The fourth sign of drywood termite infestation, which is the most severe sign, is your home’s structural lumber has developed cracks.

This is dangerous. It’s because the stability of your home is now at risk. And if you don’t hire a pest controller to deal with the issue your life can be at risk.

As drywood termites can infest the roof and ceilings, these cracks will appear in those places too.

Do Termites Spread From House To House

Indeed they do. Termites can spread from house to house. 

So much so that experts always recommend home buyers to check for history of termite, and bed bugs, infestation in the neighborhood. 

Both subterranean termites and drywood termites can spread from one house to another.

Drywood termites travel in swarms. And when they leave your neighbor’s home in swarms, they don’t have any reason to ignore your home for starting a new termite colony.

Termites’ ability to spread in multiple homes either from underground or in swarms is one of the ways how termites get into your house. 

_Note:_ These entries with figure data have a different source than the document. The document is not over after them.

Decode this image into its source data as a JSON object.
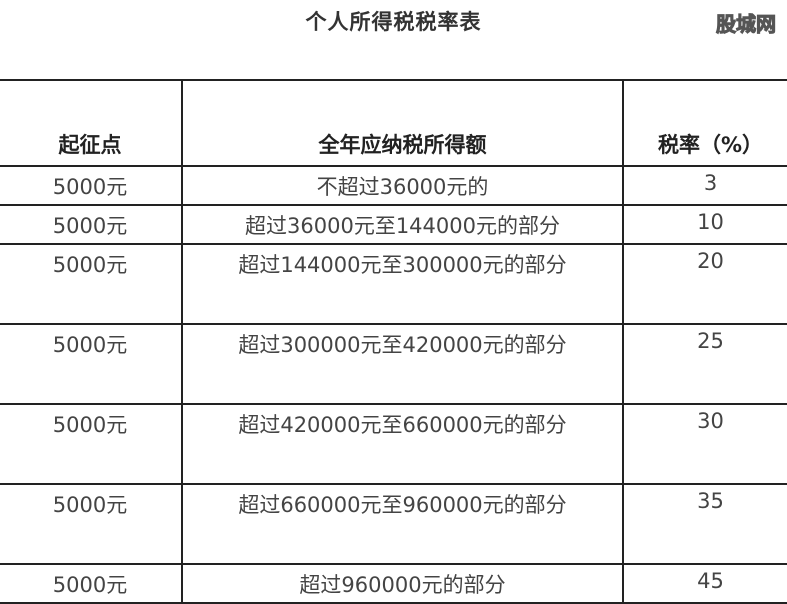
{
  "title": "个人所得税税率表",
  "watermark": "股城网",
  "table": {
    "headers": [
      "起征点",
      "全年应纳税所得额",
      "税率（%）"
    ],
    "rows": [
      {
        "threshold": "5000元",
        "income": "不超过36000元的",
        "rate": "3"
      },
      {
        "threshold": "5000元",
        "income": "超过36000元至144000元的部分",
        "rate": "10"
      },
      {
        "threshold": "5000元",
        "income": "超过144000元至300000元的部分",
        "rate": "20"
      },
      {
        "threshold": "5000元",
        "income": "超过300000元至420000元的部分",
        "rate": "25"
      },
      {
        "threshold": "5000元",
        "income": "超过420000元至660000元的部分",
        "rate": "30"
      },
      {
        "threshold": "5000元",
        "income": "超过660000元至960000元的部分",
        "rate": "35"
      },
      {
        "threshold": "5000元",
        "income": "超过960000元的部分",
        "rate": "45"
      }
    ]
  }
}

What Attracts Drywood Termite Swarms To Your Home

Though the winged drywood termites will invade homes randomly in swarms, light from your home attracts drywood termite swarms.

Light coming out of your home during evening hours will surely draw these termites to your home.

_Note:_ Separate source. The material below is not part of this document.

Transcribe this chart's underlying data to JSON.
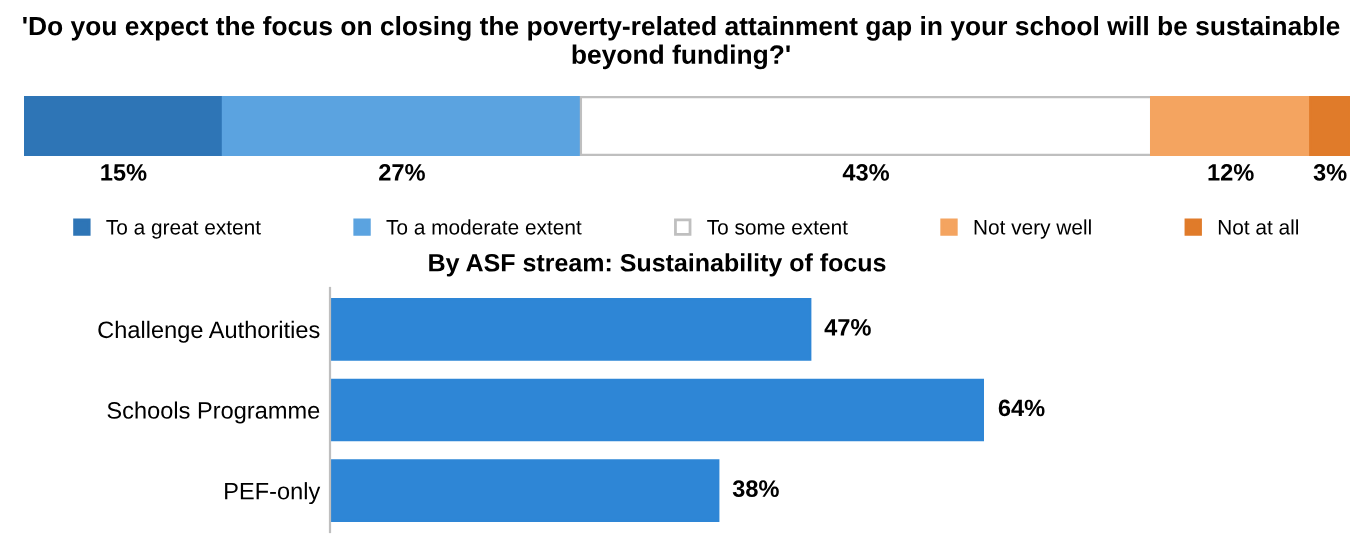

How To Stop Termite Swarms From Invading Your Home

There are certain cheap steps that you can take right now to stop termite swarms from infesting your home. 

These products will save you a fortune in termite treatment and home repair.

Bug Zappers

Bug zappers should be an integral element of your home’s outdoors. A bug zapper emits light but it kills the flying termites that land on them.

Not just flying termites, bug zappers also kill flying ants, mosquitoes, and any flying bug that can invade your home. 

So, it’d be best if you install a bug zapper in your yard and on the patio. 

Mercury Bulbs

Light from bulbs attracts flying termites and many other bugs. 

But there are certain bulbs that don’t. Mercury bulbs are one of them.

Installing these bulbs near windows, doors, patio, near swimming pools, and in the garage will significantly reduce the chances of any winged termites flying into your home.

Window Screens

Window screens are a great addition to your windows to stop any type of flying bugs entering your home.

They’re really worth their money after rains when many flying bugs become active. 

Install window screens with fine mesh on the windows of your kitchen, bathroom, and on the windows that are facing your yard. 

That’ll stop the termite swarms from flying into your home.

How To Get Rid Of Drywood Termites?

Termites, especially drywood termites are hard to get rid of. They’re tough to kill

The truth is most DIY ways fail to secure your home from a termite infestation.

Given the fact that drywood termites are hard to spot and places of infestation are hard to locate, the likelihood of any DIY ways will work on them, is zero.

So, to get rid of drywood termites always take professional help.